Aku memakan sepiring nasi dan semangkuk soto kudus di depanku dengan lahap. Ya, warung soto kudus ini adalah langgananku. Aku suka kuahnya yang bersari itu – kaldunya mantap. Daging ayam yang disuwir-suwir itu begitu empuk dan gurih. Soto ini rasanya pun ‘lebih netral’ dibandingkan dengan aslinya yang ada di Kudus. Menurutku, soto yang dijajakan di daerah asalnya itu terlalu manis. Aku pun lebih suka makan nasi yang dipisah ketimbang dicampur dengan sotonya.
Setelah seharian melakukan otopsi pada mayat korban pembunuhan, aku merasa betul-betul lapar. Aku begitu serius dengan apa yang kulakukan sehingga tidak menyadari kalau sudah lewat jam makan malam. Ya, hanya aku yang belum makan malam, sementara rekan-rekanku yang lain sudah, beberapa di antaranya malah ada yang membawa bekal dari rumah – termasuk dokter Panji, dosen kami.

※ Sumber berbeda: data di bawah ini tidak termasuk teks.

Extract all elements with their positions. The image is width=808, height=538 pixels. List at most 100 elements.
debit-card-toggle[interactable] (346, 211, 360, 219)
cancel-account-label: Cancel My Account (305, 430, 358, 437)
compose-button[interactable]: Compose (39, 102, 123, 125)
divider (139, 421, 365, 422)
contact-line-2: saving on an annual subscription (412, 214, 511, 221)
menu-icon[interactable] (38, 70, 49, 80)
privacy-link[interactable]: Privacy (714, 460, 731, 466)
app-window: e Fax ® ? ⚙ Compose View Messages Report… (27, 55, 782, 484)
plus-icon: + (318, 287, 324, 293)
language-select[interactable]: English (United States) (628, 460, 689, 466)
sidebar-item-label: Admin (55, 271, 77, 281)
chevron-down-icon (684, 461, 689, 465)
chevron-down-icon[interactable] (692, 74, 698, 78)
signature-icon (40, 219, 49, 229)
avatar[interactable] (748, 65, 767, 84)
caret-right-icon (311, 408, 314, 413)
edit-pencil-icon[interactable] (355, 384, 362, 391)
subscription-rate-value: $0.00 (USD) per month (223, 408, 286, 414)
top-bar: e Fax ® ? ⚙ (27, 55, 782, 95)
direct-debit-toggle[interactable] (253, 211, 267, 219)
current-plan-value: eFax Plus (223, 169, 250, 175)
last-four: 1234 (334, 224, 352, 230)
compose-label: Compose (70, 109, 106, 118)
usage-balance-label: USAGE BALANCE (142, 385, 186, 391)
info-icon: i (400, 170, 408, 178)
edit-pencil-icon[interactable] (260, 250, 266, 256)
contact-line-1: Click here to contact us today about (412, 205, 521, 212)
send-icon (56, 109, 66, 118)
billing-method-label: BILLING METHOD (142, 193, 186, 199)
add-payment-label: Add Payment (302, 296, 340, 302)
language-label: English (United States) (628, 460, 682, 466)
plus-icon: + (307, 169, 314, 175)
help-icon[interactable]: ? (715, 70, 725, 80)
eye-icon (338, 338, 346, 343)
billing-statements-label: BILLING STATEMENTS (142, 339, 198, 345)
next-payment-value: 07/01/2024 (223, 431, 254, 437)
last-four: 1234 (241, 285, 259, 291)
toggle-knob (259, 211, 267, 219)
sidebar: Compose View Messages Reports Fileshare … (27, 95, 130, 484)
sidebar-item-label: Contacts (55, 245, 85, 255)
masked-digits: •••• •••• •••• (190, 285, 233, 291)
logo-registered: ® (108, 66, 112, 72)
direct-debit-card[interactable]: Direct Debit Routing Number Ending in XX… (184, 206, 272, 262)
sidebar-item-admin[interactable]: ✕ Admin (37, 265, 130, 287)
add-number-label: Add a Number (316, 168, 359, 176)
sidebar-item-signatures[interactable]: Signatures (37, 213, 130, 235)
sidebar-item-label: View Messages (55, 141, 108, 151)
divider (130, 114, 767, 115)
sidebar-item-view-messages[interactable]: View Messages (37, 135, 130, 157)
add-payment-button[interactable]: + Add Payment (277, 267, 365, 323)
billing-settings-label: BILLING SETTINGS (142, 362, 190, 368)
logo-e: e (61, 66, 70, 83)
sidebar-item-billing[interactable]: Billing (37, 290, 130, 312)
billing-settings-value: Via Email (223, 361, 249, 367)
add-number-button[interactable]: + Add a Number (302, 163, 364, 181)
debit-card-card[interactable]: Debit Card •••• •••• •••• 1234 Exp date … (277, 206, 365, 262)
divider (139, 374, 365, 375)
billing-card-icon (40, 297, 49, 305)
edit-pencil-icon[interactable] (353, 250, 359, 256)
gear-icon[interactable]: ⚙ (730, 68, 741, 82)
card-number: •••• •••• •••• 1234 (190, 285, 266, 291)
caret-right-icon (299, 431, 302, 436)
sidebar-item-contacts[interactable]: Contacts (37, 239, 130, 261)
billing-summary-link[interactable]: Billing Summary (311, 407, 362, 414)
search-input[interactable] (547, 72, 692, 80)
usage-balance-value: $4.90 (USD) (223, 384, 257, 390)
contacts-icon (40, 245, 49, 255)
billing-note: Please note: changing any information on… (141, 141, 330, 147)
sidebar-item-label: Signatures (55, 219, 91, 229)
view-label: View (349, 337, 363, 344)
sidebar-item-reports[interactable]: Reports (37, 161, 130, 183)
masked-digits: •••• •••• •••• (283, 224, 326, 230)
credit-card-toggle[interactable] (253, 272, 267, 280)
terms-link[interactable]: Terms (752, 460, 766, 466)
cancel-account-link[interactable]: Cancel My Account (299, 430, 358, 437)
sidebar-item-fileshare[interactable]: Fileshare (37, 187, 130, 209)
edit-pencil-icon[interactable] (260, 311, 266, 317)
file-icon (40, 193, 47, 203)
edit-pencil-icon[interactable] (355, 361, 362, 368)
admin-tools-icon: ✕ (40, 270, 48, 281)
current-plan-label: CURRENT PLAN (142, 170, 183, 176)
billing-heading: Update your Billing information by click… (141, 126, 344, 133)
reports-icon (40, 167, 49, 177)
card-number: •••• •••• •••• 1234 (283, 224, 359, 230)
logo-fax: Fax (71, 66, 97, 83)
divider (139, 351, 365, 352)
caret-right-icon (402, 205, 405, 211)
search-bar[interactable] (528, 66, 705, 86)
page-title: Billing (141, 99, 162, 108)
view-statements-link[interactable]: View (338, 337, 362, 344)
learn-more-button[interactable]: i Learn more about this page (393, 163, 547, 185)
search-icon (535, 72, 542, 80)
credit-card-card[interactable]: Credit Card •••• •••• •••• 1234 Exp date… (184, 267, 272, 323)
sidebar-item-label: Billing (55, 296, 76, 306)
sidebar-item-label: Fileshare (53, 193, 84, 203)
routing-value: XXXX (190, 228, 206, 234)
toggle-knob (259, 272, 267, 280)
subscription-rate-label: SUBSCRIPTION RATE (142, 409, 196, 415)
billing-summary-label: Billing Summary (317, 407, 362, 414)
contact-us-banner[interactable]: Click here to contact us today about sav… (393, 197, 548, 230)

Kondisi mayat itu sebenarnya sangat mengerikan. Kulit mukanya dikelupas, begitu juga dengan kulit di jari-jari tangannya di bagian seharusnya sidik jari itu bertempat. Sepertinya puluhan tahun yang lalu pernah ada korban pembunuhan seperti ini dan saat itu memang menyulitkan untuk mengetahui identitas si korban. Tetapi sekarang kan kita sudah bisa melakukan tes DNA, jadi kehilangan profil wajah ataupun sidik jari bukanlah kendala. Hanya saja memang kita perlu mendapatkan sampel DNA dari keluarga korban – dan ini yang menjadi masalah selama korban belum bisa diketahui identitasnya berdasarkan ciri-ciri fisik yang ada. Mayat itu juga memiliki tato bergambar hati berwarna merah muda di punggung lengan kanannya. Tetapi keberadaan sebuah tato bukanlah jaminan sebuah identitas. Bisa saja waktu si korban meninggalkan keluarga dan tempat asalnya, dia belum memiliki tato. Bukankah membuta tato itu masalah yang gampang?

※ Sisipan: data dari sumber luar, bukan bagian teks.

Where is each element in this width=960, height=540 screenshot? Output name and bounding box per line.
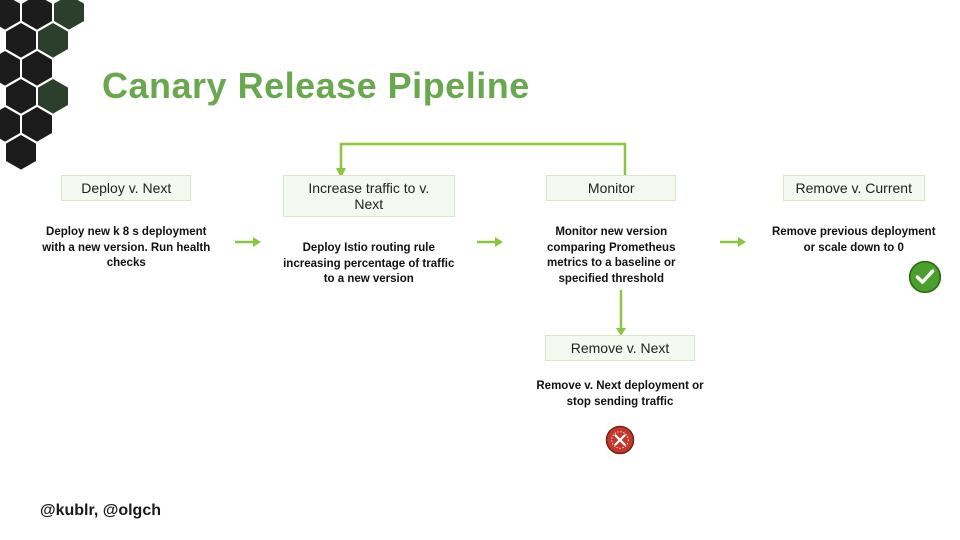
step-deploy-vnext: Deploy v. Next Deploy new k 8 s deployme… xyxy=(40,175,213,272)
arrow-right-icon xyxy=(477,235,503,249)
pipeline-flow: Deploy v. Next Deploy new k 8 s deployme… xyxy=(40,175,940,288)
step-desc: Monitor new version comparing Prometheus… xyxy=(525,225,698,287)
step-monitor: Monitor Monitor new version comparing Pr… xyxy=(525,175,698,287)
step-increase-traffic: Increase traffic to v. Next Deploy Istio… xyxy=(283,175,456,288)
step-title: Increase traffic to v. Next xyxy=(283,175,456,217)
step-desc: Remove previous deployment or scale down… xyxy=(768,225,941,256)
step-title: Remove v. Current xyxy=(783,175,925,201)
x-circle-icon xyxy=(605,425,635,455)
hex-decoration xyxy=(0,0,95,175)
footer-handles: @kublr, @olgch xyxy=(40,502,161,520)
arrow-right-icon xyxy=(235,235,261,249)
step-title: Remove v. Next xyxy=(545,335,695,361)
step-desc: Remove v. Next deployment or stop sendin… xyxy=(525,379,715,410)
step-remove-vnext: Remove v. Next Remove v. Next deployment… xyxy=(515,335,725,410)
check-circle-icon xyxy=(908,260,942,294)
step-title: Deploy v. Next xyxy=(61,175,191,201)
arrow-right-icon xyxy=(720,235,746,249)
page-title: Canary Release Pipeline xyxy=(102,65,530,107)
step-desc: Deploy new k 8 s deployment with a new v… xyxy=(40,225,213,272)
step-remove-vcurrent: Remove v. Current Remove previous deploy… xyxy=(768,175,941,256)
step-desc: Deploy Istio routing rule increasing per… xyxy=(283,241,456,288)
step-title: Monitor xyxy=(546,175,676,201)
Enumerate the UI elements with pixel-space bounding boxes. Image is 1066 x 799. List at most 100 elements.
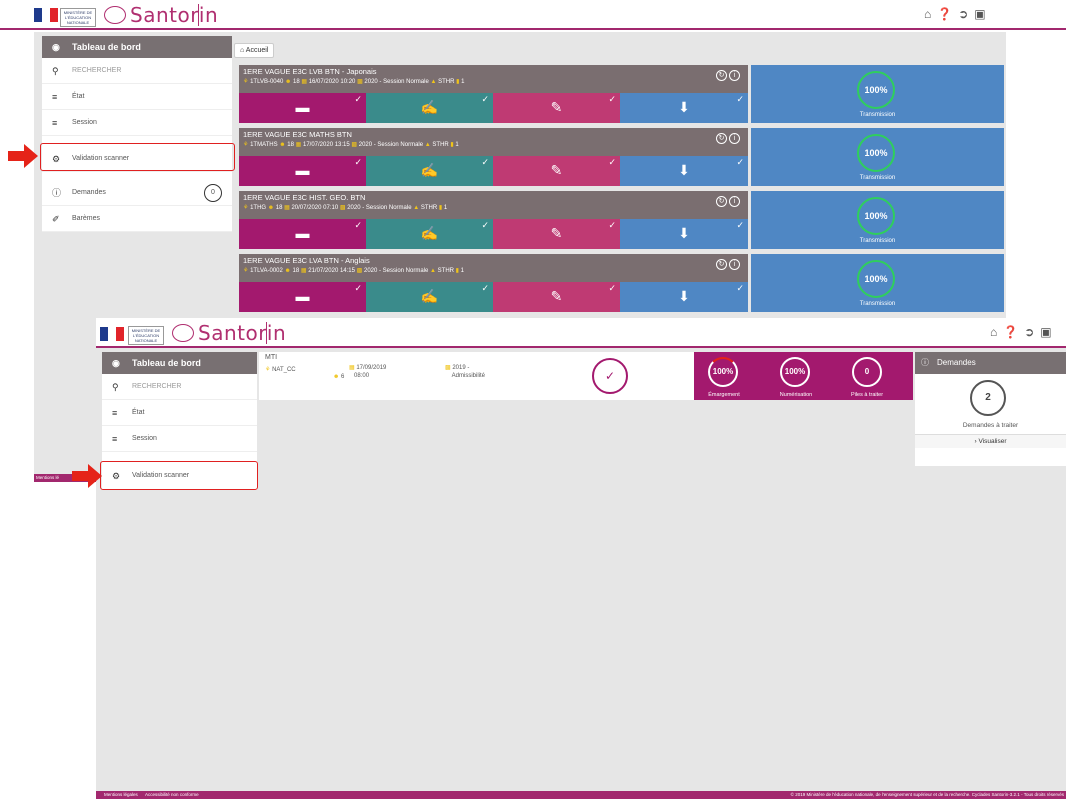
sidebar-title[interactable]: ◉ Tableau de bord bbox=[102, 352, 257, 374]
session-count: ☻ 6 bbox=[333, 374, 345, 380]
check-icon: ✓ bbox=[354, 220, 362, 230]
footer-link-mentions[interactable]: Mentions légales bbox=[104, 792, 138, 797]
scan-tile[interactable]: ▬ ✓ bbox=[239, 219, 366, 249]
top-header: MINISTÈRE DE L'ÉDUCATION NATIONALE Santo… bbox=[0, 0, 1066, 30]
app-logo-text[interactable]: Santorin bbox=[198, 321, 286, 345]
header-icons: ⌂ ❓ ➲ ▣ bbox=[984, 325, 1052, 339]
sidebar-item-recherche[interactable]: ⚲ RECHERCHER bbox=[102, 374, 257, 400]
people-icon: ☻ bbox=[279, 142, 286, 148]
piles-label: Piles à traiter bbox=[850, 392, 884, 398]
pile-icon: ▮ bbox=[450, 142, 454, 148]
refresh-icon[interactable]: ↻ bbox=[716, 196, 727, 207]
graduation-icon: ▲ bbox=[424, 142, 431, 148]
sidebar-item-session[interactable]: ≡ Session bbox=[102, 426, 257, 452]
app-logo-text[interactable]: Santorin bbox=[130, 3, 218, 27]
sidebar-item-demandes[interactable]: ⓘ Demandes 0 bbox=[42, 180, 232, 206]
refresh-icon[interactable]: ↻ bbox=[716, 259, 727, 270]
help-icon[interactable]: ❓ bbox=[1003, 325, 1018, 339]
sidebar-title[interactable]: ◉ Tableau de bord bbox=[42, 36, 232, 58]
list-icon: ≡ bbox=[112, 408, 118, 418]
refresh-icon[interactable]: ↻ bbox=[716, 70, 727, 81]
edit-document-icon: ✎ bbox=[550, 162, 563, 178]
scan-tile[interactable]: ▬ ✓ bbox=[239, 93, 366, 123]
copy-icon: ▩ bbox=[357, 79, 363, 85]
window-icon[interactable]: ▣ bbox=[974, 7, 985, 21]
scan-tile[interactable]: ▬ ✓ bbox=[239, 156, 366, 186]
transmission-card[interactable]: 100% Transmission bbox=[751, 65, 1004, 123]
upload-tile[interactable]: ✍ ✓ bbox=[366, 282, 493, 312]
download-tile[interactable]: ⬇ ✓ bbox=[620, 282, 748, 312]
logout-icon[interactable]: ➲ bbox=[1024, 325, 1034, 339]
ministry-logo: MINISTÈRE DE L'ÉDUCATION NATIONALE bbox=[60, 8, 96, 27]
demandes-count-ring: 2 bbox=[970, 380, 1006, 416]
key-icon: ⚘ bbox=[243, 79, 249, 85]
info-icon[interactable]: i bbox=[729, 133, 740, 144]
home-icon[interactable]: ⌂ bbox=[990, 325, 997, 339]
footer-link-accessibilite[interactable]: Accessibilité non conforme bbox=[145, 792, 199, 797]
session-card[interactable]: MTI ⚘ NAT_CC ☻ 6 ▦ 17/09/2019 08:00 ▩ 20… bbox=[259, 352, 694, 400]
demandes-card: ⓘ Demandes 2 Demandes à traiter › Visuali… bbox=[915, 352, 1066, 466]
download-icon: ⬇ bbox=[678, 225, 690, 241]
hand-document-icon: ✍ bbox=[420, 99, 439, 115]
transmission-card[interactable]: 100% Transmission bbox=[751, 254, 1004, 312]
help-icon[interactable]: ❓ bbox=[937, 7, 952, 21]
download-tile[interactable]: ⬇ ✓ bbox=[620, 93, 748, 123]
transmission-card[interactable]: 100% Transmission bbox=[751, 128, 1004, 186]
validation-scanner-highlight bbox=[40, 143, 235, 171]
info-icon[interactable]: i bbox=[729, 196, 740, 207]
info-icon[interactable]: i bbox=[729, 259, 740, 270]
home-icon[interactable]: ⌂ bbox=[924, 7, 931, 21]
validation-scanner-highlight bbox=[100, 461, 258, 490]
emargement-ring: 100% bbox=[708, 357, 738, 387]
upload-tile[interactable]: ✍ ✓ bbox=[366, 156, 493, 186]
window-icon[interactable]: ▣ bbox=[1040, 325, 1051, 339]
list-icon: ≡ bbox=[52, 92, 58, 102]
top-sidebar: ◉ Tableau de bord ⚲ RECHERCHER ≡ État ≡ Sess… bbox=[42, 36, 232, 232]
sidebar-item-recherche[interactable]: ⚲ RECHERCHER bbox=[42, 58, 232, 84]
exam-controls: ↻ i bbox=[714, 133, 740, 144]
info-icon[interactable]: i bbox=[729, 70, 740, 81]
demandes-header: ⓘ Demandes bbox=[915, 352, 1066, 374]
sidebar-item-etat[interactable]: ≡ État bbox=[102, 400, 257, 426]
edit-document-icon: ✎ bbox=[550, 288, 563, 304]
santorin-logo-icon bbox=[104, 6, 126, 24]
upload-tile[interactable]: ✍ ✓ bbox=[366, 93, 493, 123]
exam-card[interactable]: 1ERE VAGUE E3C LVB BTN - Japonais ⚘ 1TLV… bbox=[239, 65, 748, 123]
session-status-icon[interactable]: ✓ bbox=[592, 358, 628, 394]
exam-card[interactable]: 1ERE VAGUE E3C LVA BTN - Anglais ⚘ 1TLVA… bbox=[239, 254, 748, 312]
stats-tile[interactable]: 100% Émargement 100% Numérisation 0 Pile… bbox=[694, 352, 913, 400]
scanner-icon: ▬ bbox=[295, 99, 310, 115]
correction-tile[interactable]: ✎ ✓ bbox=[493, 219, 620, 249]
calendar-icon: ▦ bbox=[284, 205, 290, 211]
sidebar-item-etat[interactable]: ≡ État bbox=[42, 84, 232, 110]
emargement-label: Émargement bbox=[708, 392, 740, 398]
pile-icon: ▮ bbox=[438, 205, 443, 211]
graduation-icon: ▲ bbox=[430, 268, 436, 274]
logo-divider bbox=[266, 322, 267, 344]
sidebar-item-session[interactable]: ≡ Session bbox=[42, 110, 232, 136]
scan-tile[interactable]: ▬ ✓ bbox=[239, 282, 366, 312]
scanner-icon: ▬ bbox=[295, 162, 310, 178]
download-tile[interactable]: ⬇ ✓ bbox=[620, 219, 748, 249]
transmission-card[interactable]: 100% Transmission bbox=[751, 191, 1004, 249]
dashboard-icon: ◉ bbox=[112, 358, 120, 368]
logout-icon[interactable]: ➲ bbox=[958, 7, 968, 21]
exam-card[interactable]: 1ERE VAGUE E3C HIST. GEO. BTN ⚘ 1THG ☻ 1… bbox=[239, 191, 748, 249]
check-icon: ✓ bbox=[481, 283, 489, 293]
correction-tile[interactable]: ✎ ✓ bbox=[493, 93, 620, 123]
breadcrumb-accueil[interactable]: ⌂ Accueil bbox=[234, 43, 275, 58]
sidebar-item-baremes[interactable]: ✐ Barèmes bbox=[42, 206, 232, 232]
check-icon: ✓ bbox=[354, 283, 362, 293]
correction-tile[interactable]: ✎ ✓ bbox=[493, 282, 620, 312]
refresh-icon[interactable]: ↻ bbox=[716, 133, 727, 144]
calendar-icon: ▦ bbox=[301, 79, 308, 85]
hand-document-icon: ✍ bbox=[420, 162, 439, 178]
upload-tile[interactable]: ✍ ✓ bbox=[366, 219, 493, 249]
download-tile[interactable]: ⬇ ✓ bbox=[620, 156, 748, 186]
visualiser-button[interactable]: › Visualiser bbox=[915, 434, 1066, 448]
piles-ring: 0 bbox=[852, 357, 882, 387]
pile-icon: ▮ bbox=[456, 79, 460, 85]
correction-tile[interactable]: ✎ ✓ bbox=[493, 156, 620, 186]
exam-card[interactable]: 1ERE VAGUE E3C MATHS BTN ⚘ 1TMATHS ☻ 18 … bbox=[239, 128, 748, 186]
top-grey-strip bbox=[34, 318, 96, 474]
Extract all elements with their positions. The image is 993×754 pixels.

Dari hasil penelitian sementara atas kondisi mayat itu, lehernya seperti terluka ada bekas jeratan atau ikatan. Di dalam mulutnya, maksudku di sela-sela giginya banyak ditemukan remah-remah bawang putih goreng. Kesimpulannya: dia belum sempat gosok gigi ketika dibunuh. Hahaha. Itu hanyalah canda kami semua saat menemukan remah-remah bawang putih goreng itu dalam mulutnya.
Ah, aku sudah merasa kenyang. Kuhirup teh manis hangat perlahan-lahan. Betul-betul nikmat. Namun di balik kenikmatan makan malamku, aku merasakan sesuatu …
Sepertinya suasana malam hari ini agak berbeda dari biasanya. Hujan gerimis dan keadaan yang begitu tenang membuatku merasa sedikit gelisah. Kulirik jam di pergelangan tangan kiriku. Jam sepuluh malam – ah masih ‘pagi’.
Tiba-tiba tampak seorang pria mendatangi warung itu dan ia lalu duduk di sampingku, padahal tempat duduk yang kosong masih banyak. Aneh banget! Ia segera memesan semangkuk soto dengan nasi yang dicampur. Ia juga meminta bawang goreng yang banyak. Bawang goreng yang dimaksud tentunya bawang putih goreng – sesuatu yang khas soto kudus.
Sebenarnya aku bukanlah orang yang suka mencampuri urusan orang lain atau kepo, tetapi aku memiliki rasa ingin tahu yang kuat pada segala hal yang menarik minatku. Kuperhatikan orang yang duduk di sampingku ini – tentu saja aku tidak memerhatikannya secara terang-terangan. Aku pura-pura melihat sekilas ke kiri dan ke kanan, pura-pura melihat jam yang melingkari tangan kiriku, ataupun sekadar mengambil tusuk gigi. Pengamatan sambil lalu dengan cara itu pun sudah cukup bagiku.
Orang ini … kok bau formalin?
Aku mahasiswi kriminologi yang saat ini ikut melakukan otopsi pada seorang (atau sesosok) korban pembunuhan. Sudah beberapa hari ini aku berada di sini dan sepertinya aku tahu mana yang pegawai administrasi, dokter dan perawat, polisi, ataupun pasien dan warga masyarakat lainnya. Tetapi apa yang kurasakan dari orang yang duduk di sampingku ini agak berbeda.
“Mari makan, Mbak,” kata orang di sampingku.